Ionit Behar is the Curator at DePaul Art Museum (DPAM), Chicago. Recent exhibitions at DPAM are Selva Aparicio: In Memory Of (2024); Life Cycles:  DePaul Art Museum Collection (2023); A Natural Turn: María Berrío, Joiri Minaya, Rosana Paulino, and Kelly Sinnapah Mary (2022); Solo(s): Krista Franklin (2022); Claudia Peña Salinas: Quetzalli (2021) and co-curated LatinXAmerican (2021). Recent independent projects include Del Otro Lado (2023) (a large-scale public art project at O’Hare International); 50 años (50 years since the military coup in Uruguay) (2023) at SUBTE, Montevideo; Nelly Agassi: No Limestone, Nor Marble (2022) at the Chicago Cultural Center. Previously she was the Curator of Collections and Exhibitions at Spertus Institute, Chicago and Research Assistant for the exhibition Hélio Oiticica: To Organize Delirium at the Art Institute of Chicago. 

Behar holds a Ph.D. in Art History from the University of Illinois at Chicago, an M.A. in Art History, Theory, and Criticism from the School of the Art Institute, and a B.A. in Interdisciplinary Arts from Tel Aviv University.

The selection of “small works” for the exhibition at Harper College can be experienced as a kind of contemporary cabinet of curiosities—an intimate space where each object invites close inspection and rewards slow looking. In thinking about this idea, I returned to a book I’ve long admired: The Museum of Innocence (2008) by Orhan Pamuk. On a recent re-read, I was struck once again by how Pamuk tells a deeply emotional story of love, memory, and obsession entirely through the lens of small, everyday objects.
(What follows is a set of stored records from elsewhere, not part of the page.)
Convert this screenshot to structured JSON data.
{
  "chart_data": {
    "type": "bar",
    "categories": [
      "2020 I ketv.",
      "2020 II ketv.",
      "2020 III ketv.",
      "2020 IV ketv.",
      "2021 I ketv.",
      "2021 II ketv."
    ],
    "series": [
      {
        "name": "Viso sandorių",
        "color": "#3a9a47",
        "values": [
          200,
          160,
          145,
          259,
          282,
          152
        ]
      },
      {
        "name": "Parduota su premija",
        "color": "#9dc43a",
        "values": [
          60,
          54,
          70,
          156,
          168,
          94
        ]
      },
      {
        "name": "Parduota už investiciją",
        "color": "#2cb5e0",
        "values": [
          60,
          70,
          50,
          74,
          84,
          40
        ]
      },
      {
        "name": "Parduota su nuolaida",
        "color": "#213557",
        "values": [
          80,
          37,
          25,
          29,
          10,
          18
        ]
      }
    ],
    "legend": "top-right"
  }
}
Each item in the book—a comb, a dog toy, a shoe—carries the weight of a moment, a gesture, a longing. The novel, which later became an actual museum, transforms into a space where love can be expressed and remembered without boundaries.
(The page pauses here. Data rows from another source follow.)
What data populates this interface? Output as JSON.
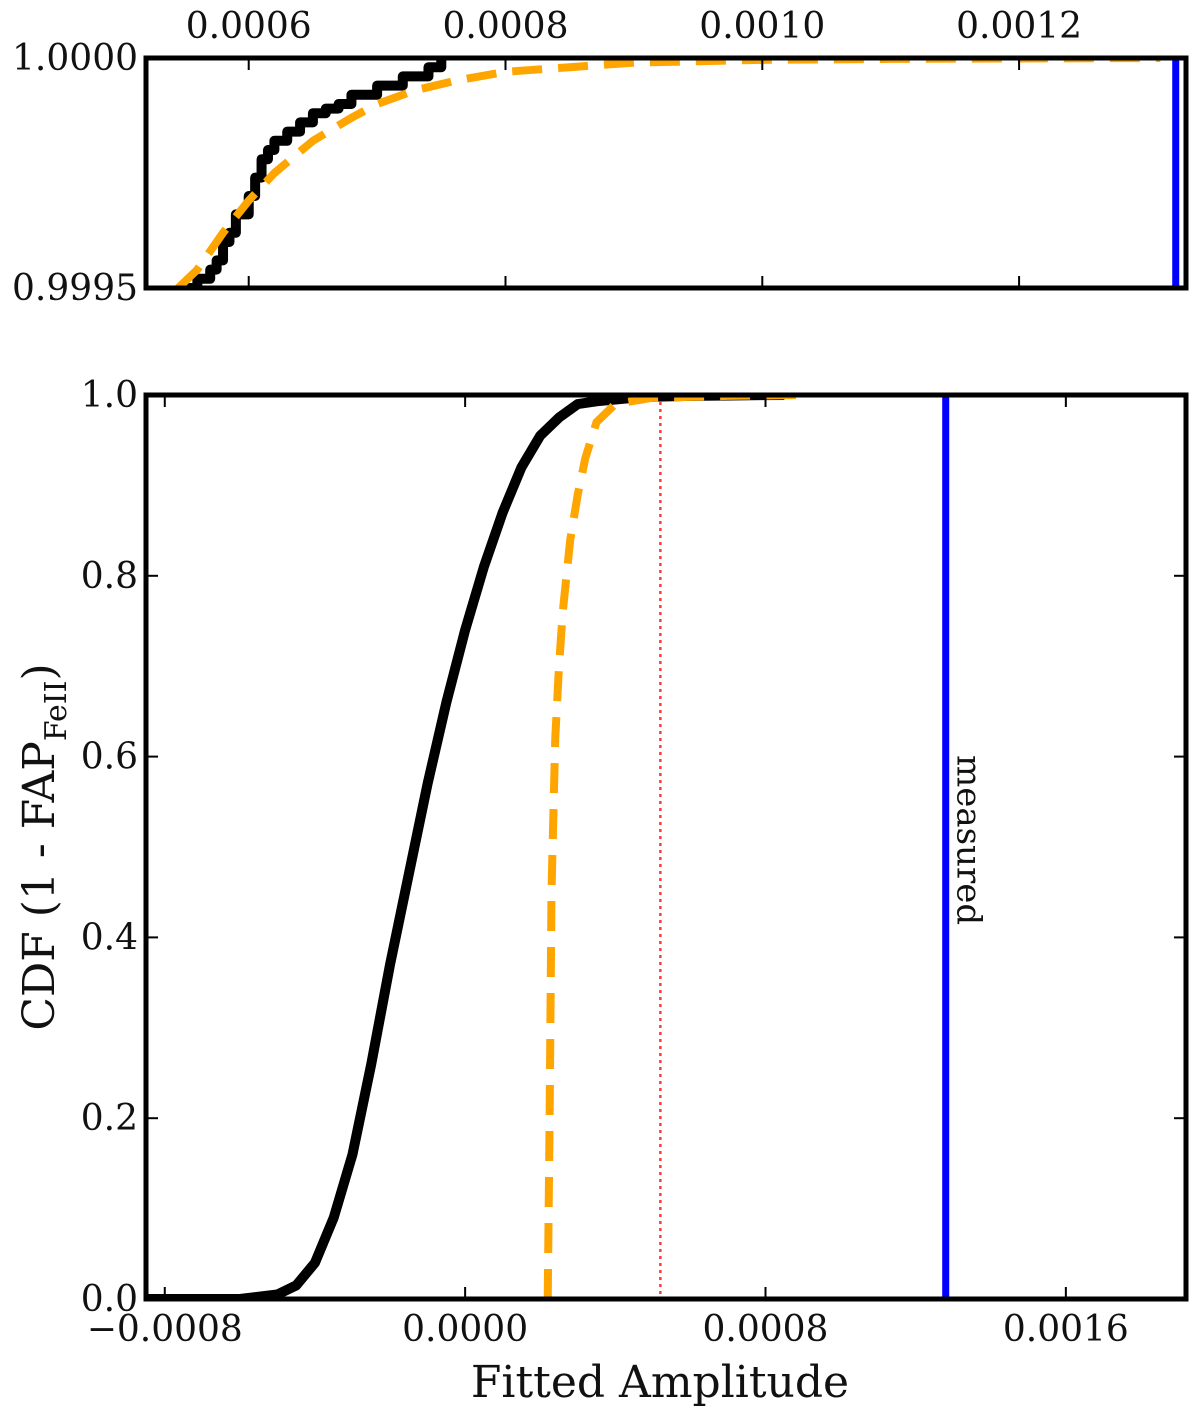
{
  "chart_data": [
    {
      "panel": "inset",
      "type": "line",
      "xlim": [
        0.00052,
        0.00133
      ],
      "ylim": [
        0.9995,
        1.0
      ],
      "xticks_top": [
        "0.0006",
        "0.0008",
        "0.0010",
        "0.0012"
      ],
      "xtick_values": [
        0.0006,
        0.0008,
        0.001,
        0.0012
      ],
      "yticks": [
        "0.9995",
        "1.0000"
      ],
      "ytick_values": [
        0.9995,
        1.0
      ],
      "series": [
        {
          "style": "step-solid",
          "color": "#000000",
          "x": [
            0.00055,
            0.00056,
            0.00057,
            0.000575,
            0.00058,
            0.000585,
            0.00059,
            0.0006,
            0.000605,
            0.00061,
            0.000615,
            0.00062,
            0.00063,
            0.00064,
            0.00065,
            0.00066,
            0.00067,
            0.00068,
            0.0007,
            0.00072,
            0.00074,
            0.00075
          ],
          "y": [
            0.9995,
            0.99952,
            0.99954,
            0.99956,
            0.9996,
            0.99962,
            0.99966,
            0.9997,
            0.99974,
            0.99978,
            0.9998,
            0.99982,
            0.99984,
            0.99986,
            0.99988,
            0.99989,
            0.9999,
            0.99992,
            0.99994,
            0.99996,
            0.99998,
            1.0
          ]
        },
        {
          "style": "dashed",
          "color": "#ffa500",
          "x": [
            0.000545,
            0.00056,
            0.00058,
            0.0006,
            0.00062,
            0.00065,
            0.00068,
            0.0007,
            0.00073,
            0.00076,
            0.0008,
            0.00085,
            0.0009,
            0.001,
            0.0011,
            0.0012,
            0.00131
          ],
          "y": [
            0.9995,
            0.99954,
            0.99962,
            0.99969,
            0.99975,
            0.99982,
            0.99987,
            0.9999,
            0.99993,
            0.99995,
            0.99997,
            0.99998,
            0.99999,
            0.999996,
            0.999998,
            0.999999,
            1.0
          ]
        }
      ],
      "vlines": [
        {
          "x": 0.001322,
          "color": "#0000ff",
          "style": "solid"
        }
      ]
    },
    {
      "panel": "main",
      "type": "line",
      "xlabel": "Fitted Amplitude",
      "ylabel": "CDF (1 - FAP",
      "ylabel_subscript": "FeII",
      "ylabel_suffix": ")",
      "xlim": [
        -0.00085,
        0.00192
      ],
      "ylim": [
        0.0,
        1.0
      ],
      "xticks": [
        "−0.0008",
        "0.0000",
        "0.0008",
        "0.0016"
      ],
      "xtick_values": [
        -0.0008,
        0.0,
        0.0008,
        0.0016
      ],
      "yticks": [
        "0.0",
        "0.2",
        "0.4",
        "0.6",
        "0.8",
        "1.0"
      ],
      "ytick_values": [
        0.0,
        0.2,
        0.4,
        0.6,
        0.8,
        1.0
      ],
      "series": [
        {
          "style": "solid",
          "color": "#000000",
          "x": [
            -0.00085,
            -0.0006,
            -0.0005,
            -0.00045,
            -0.0004,
            -0.00035,
            -0.0003,
            -0.00025,
            -0.0002,
            -0.00015,
            -0.0001,
            -5e-05,
            0.0,
            5e-05,
            0.0001,
            0.00015,
            0.0002,
            0.00025,
            0.0003,
            0.00035,
            0.0004,
            0.00045,
            0.0005,
            0.0006,
            0.0007,
            0.00085
          ],
          "y": [
            0.0,
            0.0,
            0.005,
            0.015,
            0.04,
            0.09,
            0.16,
            0.26,
            0.37,
            0.47,
            0.57,
            0.66,
            0.74,
            0.81,
            0.87,
            0.92,
            0.955,
            0.975,
            0.99,
            0.993,
            0.995,
            0.997,
            0.998,
            0.999,
            0.9995,
            1.0
          ]
        },
        {
          "style": "dashed",
          "color": "#ffa500",
          "x": [
            0.00022,
            0.000225,
            0.00023,
            0.00024,
            0.00025,
            0.00026,
            0.00027,
            0.00028,
            0.0003,
            0.00032,
            0.00035,
            0.0004,
            0.0005,
            0.0007,
            0.0009
          ],
          "y": [
            0.0,
            0.2,
            0.45,
            0.62,
            0.7,
            0.76,
            0.8,
            0.84,
            0.89,
            0.93,
            0.97,
            0.99,
            0.997,
            0.999,
            1.0
          ]
        }
      ],
      "vlines": [
        {
          "x": 0.00052,
          "color": "#ff3b3b",
          "style": "dotted"
        },
        {
          "x": 0.00128,
          "color": "#0000ff",
          "style": "solid",
          "label": "measured"
        }
      ]
    }
  ]
}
The works in this exhibition form an archive of intimacy, where what might seem insignificant becomes charged with personal and emotional resonance. In a world often dominated by spectacle and scale, small works offer a quiet resistance, that is intimacy. They remind us of the power of the fragment, the detail, and the tender act of paying attention. The works selected share a quiet attentiveness to the beauty found in ordinary life—moments, gestures, and materials that might otherwise go unnoticed. Each piece offers a distinct point of view, yet together they create a loose constellation of meaning, open to interpretation.